My childhood home |
It’s not
surprising that these cold mornings remind me of my childhood in Chicago. When
I was young, we lived in a duplex built in 1893—of course they didn’t have that
name for them, but it was a tall (2-1/2 stories), skinny (16 feet wide) house
that shared a common wall with its neighbor. Ours was one of a string of them
in our block. Story I always heard was that they were built to house people
coming to Chicago for the 1893 Columbian Exposition.
Our house was
heated by a coal furnace. There was a ground-level window that opened directly
into the coal chute in the basement. Whoever delivered coal would just shoot in
down into the chute (yes, I did that on purpose). My father, however, had the
dirty jobs—he had to shovel coal into the furnace, bank the fire at night, and
stoke it in the morning.
I suppose one
didn’t let the furnace burn all night for fear of fire and/or asphyxiation. At
any rate, if you woke up before Dad stoked the fire or, heaven forbid, you had
to use the bathroom in the night, you were treated to icy cold wood floors and
a house that was chilly to say the least.
The heat from
the furnace came up through registers in the floor—not the rectangular grates
we in Texas see with floor furnaces in older houses, but heavy registers, about
a foot square. If memory serves, they were wrought iron in a design. The
big deal was to lie over the register to get warm, though when the air was
blowing you didn’t stay long, because it got way too hot. There was a register
in the dining room, right in the path from kitchen to living room, that my
brother and I both preferred. We’d take a pillow and book and try to capture
the spot. This register was also close to the only downstairs phone, located in a tiny closet off the dining room, so small even I had to stop to go in there--no locking yourself in for a long, private conversation. For the life of me, I cannot remember where the other registers were,
but there must have been some.
Most of the
houses in Chicago in the forties were heated with coal, and oh! How my mother
hated it. I imagine she was joined by almost every other housewife. Mom had
dainty dotted Swiss curtains in the bank of windows in their bedroom that
looked out on the park in front of our house. Before we were very far into
heating season, those curtains would be dirty gray. Washing and ironing them
was a major chore—no permanent press in those days. Mom used to gleefully cut
out small newspaper articles that cited statistics on how many tons of soot
(black coal dust) fell per square mile in a given time period.
It was probably
the early fifties when Dad installed a gas furnace and boarded up the coal
window. We thought we were really uptown—it was all automatic.
No wonder I
laugh when Mr. Trump says he’s bringing back the coal industry.
3 comments:
Loved reading about your interesting memories of Chicago and enjoyed your humorous reflection at the end!

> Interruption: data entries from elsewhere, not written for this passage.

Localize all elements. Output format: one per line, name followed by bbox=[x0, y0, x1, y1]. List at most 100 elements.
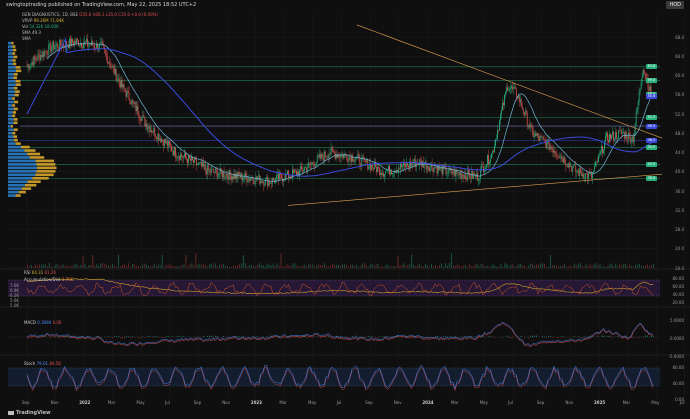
candle-body bbox=[49, 43, 51, 45]
macd-hist-bar bbox=[244, 337, 246, 338]
volume-bar bbox=[534, 265, 536, 268]
vrvp-label[interactable]: VRVP bbox=[22, 18, 32, 23]
tradingview-logo[interactable]: TradingView bbox=[8, 410, 51, 416]
candle-body bbox=[543, 138, 545, 140]
candle-body bbox=[241, 173, 243, 181]
candle-body bbox=[273, 177, 275, 181]
candle-body bbox=[148, 126, 150, 128]
candle-body bbox=[275, 178, 277, 183]
candle-body bbox=[304, 167, 306, 168]
volume-bar bbox=[567, 266, 569, 268]
candle-body bbox=[39, 54, 41, 61]
macd-hist-bar bbox=[492, 336, 494, 337]
volume-bar bbox=[591, 265, 593, 268]
candle-body bbox=[384, 174, 385, 177]
time-tick: 2023 bbox=[250, 400, 262, 405]
candle-body bbox=[182, 156, 183, 158]
volume-bar bbox=[522, 265, 524, 268]
candle-body bbox=[250, 179, 252, 181]
candle-body bbox=[489, 162, 490, 165]
candle-body bbox=[183, 156, 184, 158]
candle-body bbox=[311, 162, 313, 164]
volume-bar bbox=[498, 266, 500, 268]
volume-bar bbox=[635, 265, 637, 268]
candle-body bbox=[47, 53, 49, 55]
volume-profile-bar bbox=[15, 79, 21, 83]
volume-label[interactable]: Vol bbox=[22, 24, 28, 29]
volume-bar bbox=[60, 264, 62, 268]
macd-hist-bar bbox=[534, 335, 536, 337]
time-axis[interactable]: Sep Nov 2022 Mar May Jul Sep Nov 2023 Mar May Jul Se… bbox=[0, 400, 690, 410]
volume-bar bbox=[151, 265, 153, 268]
macd-hist-bar bbox=[528, 337, 530, 339]
volume-bar bbox=[270, 265, 272, 268]
volume-bar bbox=[413, 264, 415, 268]
candle-body bbox=[132, 99, 134, 102]
volume-bar bbox=[284, 266, 286, 268]
macd-hist-bar bbox=[581, 337, 583, 339]
macd-label[interactable]: MACD bbox=[24, 320, 36, 325]
volume-bar bbox=[625, 263, 627, 268]
sma-slow-label[interactable]: SMA bbox=[22, 36, 158, 42]
price-tick: 36.0 bbox=[675, 188, 684, 194]
time-tick: Mar bbox=[451, 400, 459, 405]
volume-bar bbox=[306, 266, 308, 268]
macd-hist-bar bbox=[203, 335, 205, 337]
macd-hist-bar bbox=[490, 337, 492, 338]
time-tick: Jul bbox=[679, 400, 685, 405]
macd-hist-bar bbox=[454, 336, 456, 337]
volume-bar bbox=[530, 263, 532, 268]
volume-bar bbox=[462, 265, 464, 268]
price-chart[interactable] bbox=[0, 0, 690, 419]
candle-body bbox=[332, 149, 334, 153]
candle-body bbox=[246, 176, 248, 183]
symbol-info[interactable]: GEN DIAGNOSTICS, 1D, BSE bbox=[22, 12, 79, 17]
time-tick: Mar bbox=[622, 400, 631, 405]
candle-body bbox=[213, 172, 215, 173]
stoch-label[interactable]: Stoch bbox=[24, 361, 35, 366]
candle-body bbox=[209, 169, 211, 173]
candle-body bbox=[365, 159, 367, 163]
volume-profile-bar bbox=[36, 163, 56, 166]
volume-bar bbox=[357, 266, 359, 268]
macd-hist-bar bbox=[68, 337, 70, 339]
macd-hist-bar bbox=[609, 335, 611, 337]
time-tick: Jul bbox=[165, 400, 170, 405]
volume-bar bbox=[536, 264, 538, 268]
candle-body bbox=[433, 167, 435, 172]
volume-bar bbox=[68, 266, 70, 268]
volume-bar bbox=[510, 264, 512, 268]
volume-bar bbox=[629, 264, 631, 268]
candle-body bbox=[556, 154, 558, 157]
volume-profile-bar bbox=[13, 138, 18, 142]
candle-body bbox=[536, 133, 538, 136]
volume-bar bbox=[446, 265, 448, 268]
candle-body bbox=[372, 164, 374, 168]
price-tick: 60.0 bbox=[675, 73, 684, 78]
volume-bar bbox=[244, 263, 246, 268]
macd-hist-bar bbox=[137, 337, 139, 339]
macd-hist-bar bbox=[601, 335, 603, 337]
ad-label[interactable]: Accumulation/Dist bbox=[24, 277, 60, 282]
candle-body bbox=[528, 124, 530, 128]
macd-value: 0.3084 bbox=[37, 320, 52, 325]
candle-body bbox=[643, 69, 645, 73]
candle-body bbox=[99, 42, 101, 44]
volume-bar bbox=[296, 265, 298, 268]
volume-bar bbox=[589, 263, 591, 268]
candle-body bbox=[390, 171, 391, 175]
candle-body bbox=[193, 159, 194, 163]
volume-bar bbox=[581, 265, 583, 268]
candle-body bbox=[205, 169, 207, 175]
volume-profile-bar bbox=[8, 170, 37, 173]
volume-bar bbox=[254, 266, 256, 268]
volume-profile-bar bbox=[24, 149, 36, 152]
candle-body bbox=[587, 173, 589, 179]
candle-body bbox=[29, 66, 31, 69]
volume-bar bbox=[106, 264, 108, 268]
candle-body bbox=[46, 51, 48, 54]
indicator-tick: 80.00 bbox=[672, 365, 684, 370]
volume-bar bbox=[159, 265, 161, 268]
time-tick: 2024 bbox=[422, 400, 434, 405]
rsi-label[interactable]: RSI bbox=[24, 270, 31, 275]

Thanks, Becky. Mine was a childhood rich in memories, if not in material goods, and I am always grateful for it. As for the Trump and coal comment, I couldn't resist.
I believe that fair introduced lighting of the future with Edison, Westinghouse & I think Tesler. Mom and I have been to two World's Fair, we saw a proto type of automotive GPS in 1984 at the New Orleans fair. See the World within walking distance.